In an August blog post titled “Embrace Trump’s Immigration Platform,” Gaffney praised the GOP front-runner for “driving the political establishment crazy” by laying “out a position on immigration reform at odds with the open borders agenda favored by both parties’ leadership and special interests.”

Indeed, one need not look far to draw close parallels between the anti-Muslim policies promoted by Gaffney and the statements emerging from the Trump campaign. A June press release to promote the release of the poll cited in Trump’s statement yesterday pointed to “the necessity for enhanced surveillance of Muslim communities” and called for “careful consideration and urgent debate” about “refugee resettlement, asylum, and other immigration programs that are swelling their numbers and density.”

Following Trump’s announcement, Gaffney defended Trump’s position on Muslim immigration, saying that “suspending their further immigration is just prudent.”

In Washington, organizations with benign names and 501(c)3 and 501(c)4 statuses perform important roles as an echo chamber for public policy debates in the Beltway, often in ways that voters are completely unaware.

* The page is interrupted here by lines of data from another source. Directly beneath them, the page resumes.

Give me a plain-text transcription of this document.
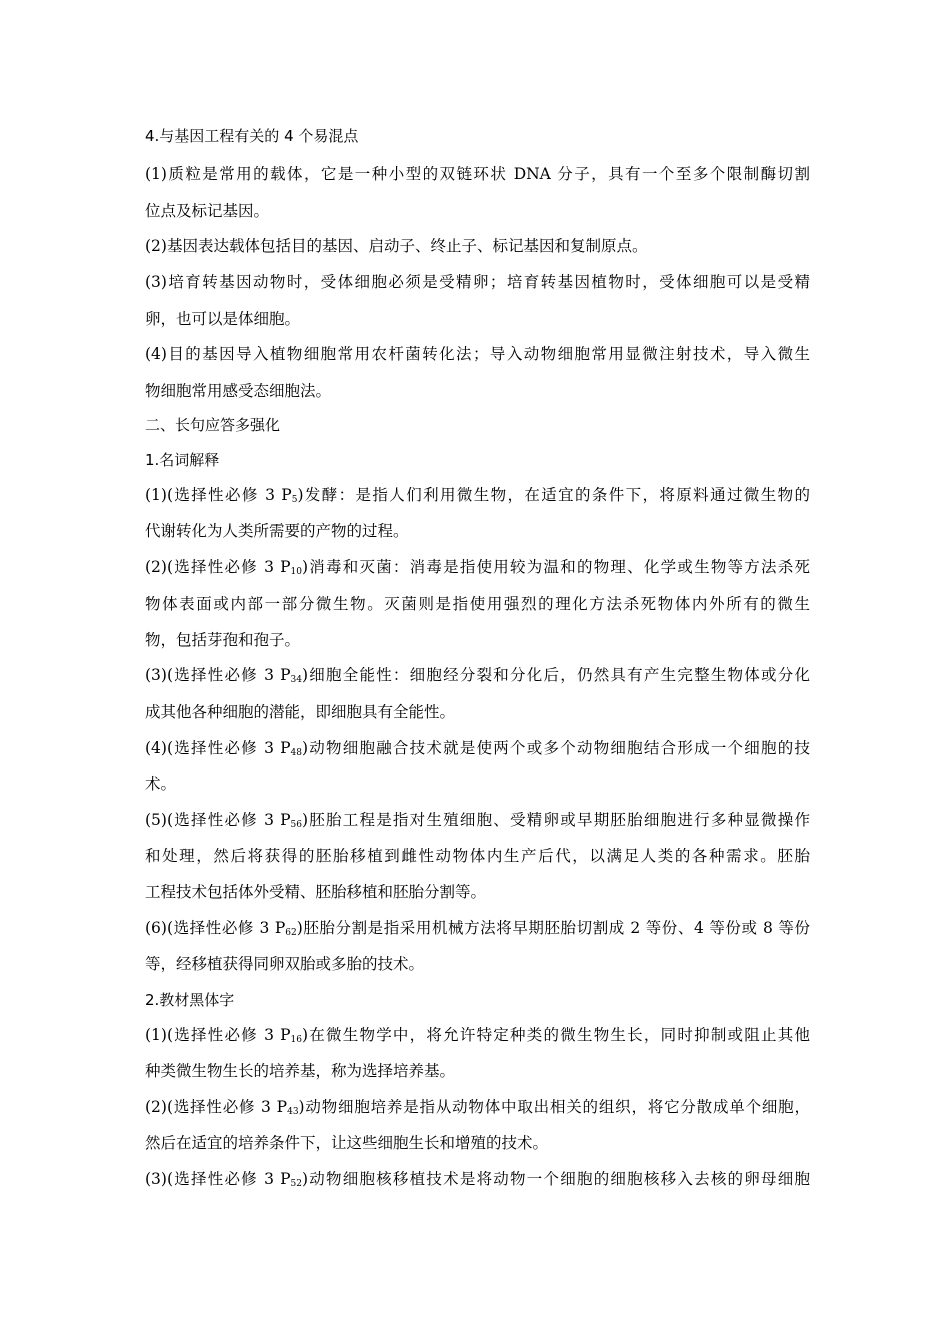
4.与基因工程有关的 4 个易混点
(1)质粒是常用的载体，它是一种小型的双链环状 DNA 分子，具有一个至多个限制酶切割
位点及标记基因。
(2)基因表达载体包括目的基因、启动子、终止子、标记基因和复制原点。
(3)培育转基因动物时，受体细胞必须是受精卵；培育转基因植物时，受体细胞可以是受精
卵，也可以是体细胞。
(4)目的基因导入植物细胞常用农杆菌转化法；导入动物细胞常用显微注射技术，导入微生
物细胞常用感受态细胞法。
二、长句应答多强化
1.名词解释
(1)(选择性必修 3 $P_5$)发酵：是指人们利用微生物，在适宜的条件下，将原料通过微生物的
代谢转化为人类所需要的产物的过程。
(2)(选择性必修 3 $P_{10}$)消毒和灭菌：消毒是指使用较为温和的物理、化学或生物等方法杀死
物体表面或内部一部分微生物。灭菌则是指使用强烈的理化方法杀死物体内外所有的微生
物，包括芽孢和孢子。
(3)(选择性必修 3 $P_{34}$)细胞全能性：细胞经分裂和分化后，仍然具有产生完整生物体或分化
成其他各种细胞的潜能，即细胞具有全能性。
(4)(选择性必修 3 $P_{48}$)动物细胞融合技术就是使两个或多个动物细胞结合形成一个细胞的技
术。
(5)(选择性必修 3 $P_{56}$)胚胎工程是指对生殖细胞、受精卵或早期胚胎细胞进行多种显微操作
和处理，然后将获得的胚胎移植到雌性动物体内生产后代，以满足人类的各种需求。胚胎
工程技术包括体外受精、胚胎移植和胚胎分割等。
(6)(选择性必修 3 $P_{62}$)胚胎分割是指采用机械方法将早期胚胎切割成 2 等份、4 等份或 8 等份
等，经移植获得同卵双胎或多胎的技术。
2.教材黑体字
(1)(选择性必修 3 $P_{16}$)在微生物学中，将允许特定种类的微生物生长，同时抑制或阻止其他
种类微生物生长的培养基，称为选择培养基。
(2)(选择性必修 3 $P_{43}$)动物细胞培养是指从动物体中取出相关的组织，将它分散成单个细胞，
然后在适宜的培养条件下，让这些细胞生长和增殖的技术。
(3)(选择性必修 3 $P_{52}$)动物细胞核移植技术是将动物一个细胞的细胞核移入去核的卵母细胞
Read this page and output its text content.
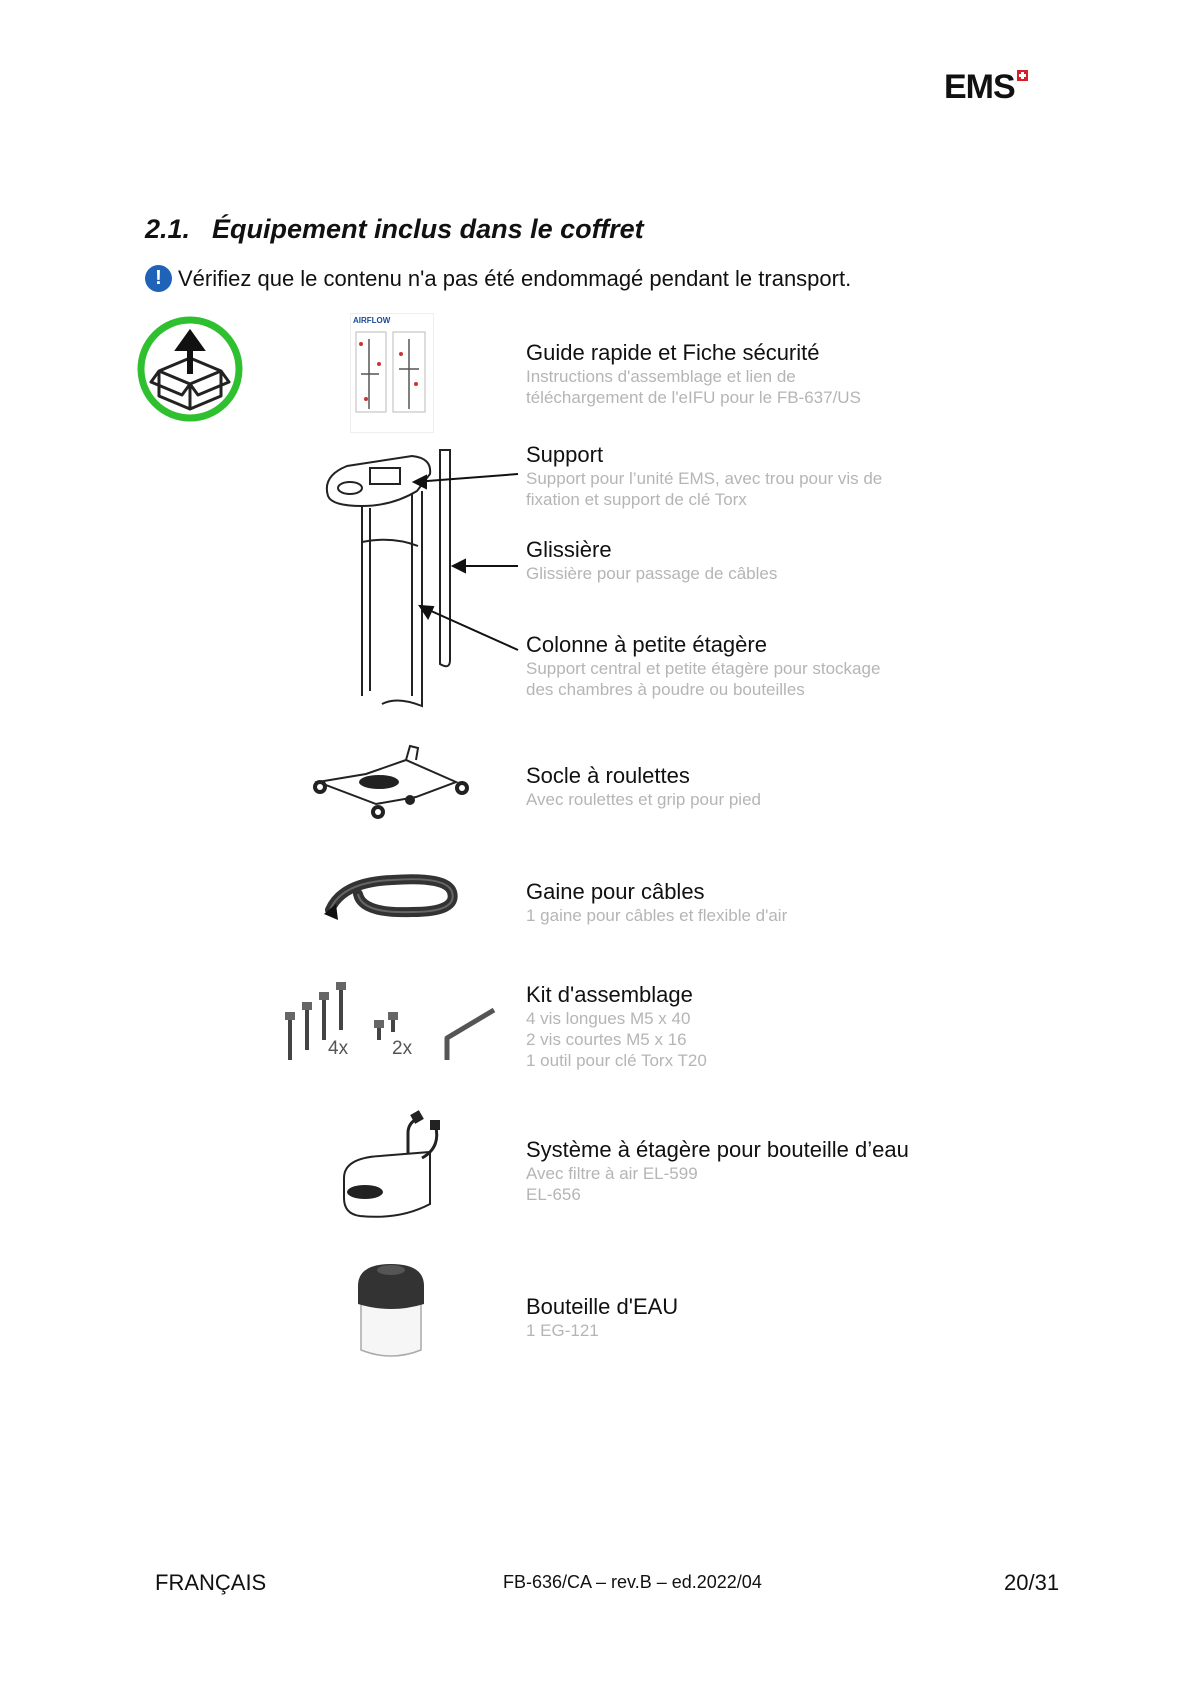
EMS
2.1. Équipement inclus dans le coffret
! Vérifiez que le contenu n'a pas été endommagé pendant le transport.
AIRFLOW
4x 2x
Guide rapide et Fiche sécurité
Instructions d'assemblage et lien de
téléchargement de l'eIFU pour le FB-637/US
Support
Support pour l’unité EMS, avec trou pour vis de
fixation et support de clé Torx
Glissière
Glissière pour passage de câbles
Colonne à petite étagère
Support central et petite étagère pour stockage
des chambres à poudre ou bouteilles
Socle à roulettes
Avec roulettes et grip pour pied
Gaine pour câbles
1 gaine pour câbles et flexible d'air
Kit d'assemblage
4 vis longues M5 x 40
2 vis courtes M5 x 16
1 outil pour clé Torx T20
Système à étagère pour bouteille d’eau
Avec filtre à air EL-599
EL-656
Bouteille d'EAU
1 EG-121
FRANÇAIS	FB-636/CA – rev.B – ed.2022/04	20/31
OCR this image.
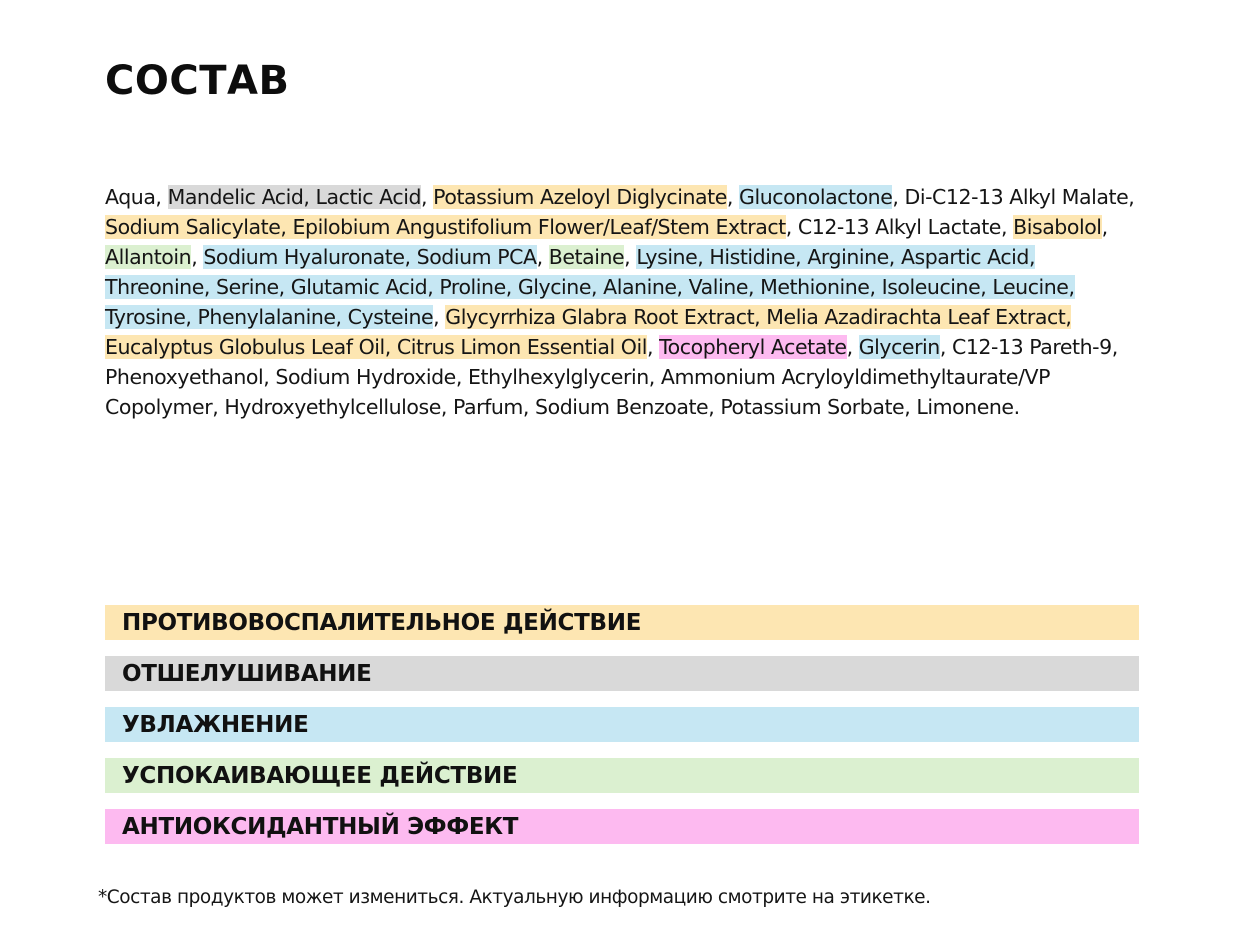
СОСТАВ

Aqua, Mandelic Acid, Lactic Acid, Potassium Azeloyl Diglycinate, Gluconolactone, Di-C12-13 Alkyl Malate, Sodium Salicylate, Epilobium Angustifolium Flower/Leaf/Stem Extract, C12-13 Alkyl Lactate, Bisabolol, Allantoin, Sodium Hyaluronate, Sodium PCA, Betaine, Lysine, Histidine, Arginine, Aspartic Acid, Threonine, Serine, Glutamic Acid, Proline, Glycine, Alanine, Valine, Methionine, Isoleucine, Leucine, Tyrosine, Phenylalanine, Cysteine, Glycyrrhiza Glabra Root Extract, Melia Azadirachta Leaf Extract, Eucalyptus Globulus Leaf Oil, Citrus Limon Essential Oil, Tocopheryl Acetate, Glycerin, C12-13 Pareth-9, Phenoxyethanol, Sodium Hydroxide, Ethylhexylglycerin, Ammonium Acryloyldimethyltaurate/VP Copolymer, Hydroxyethylcellulose, Parfum, Sodium Benzoate, Potassium Sorbate, Limonene.

ПРОТИВОВОСПАЛИТЕЛЬНОЕ ДЕЙСТВИЕ
ОТШЕЛУШИВАНИЕ
УВЛАЖНЕНИЕ
УСПОКАИВАЮЩЕЕ ДЕЙСТВИЕ
АНТИОКСИДАНТНЫЙ ЭФФЕКТ

*Состав продуктов может измениться. Актуальную информацию смотрите на этикетке.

Gaffney’s Center for Security Policy is hardly a household name, nor is there much evidence that Gaffney would want it to be, but CSP’s misleading polling on American Muslims is now playing a central role in the national discourse on immigration policy and how to respond to the San Bernardino shooting attack.

Between Trump’s calls for a national registry of Muslims and a ban on Muslim immigration, it appears that through coincidence or outright collaboration, Trump is building an immigration and anti-Muslim policy framework that closely mirrors the statements and proposals advocated by Frank Gaffney and the Center for Security Policy.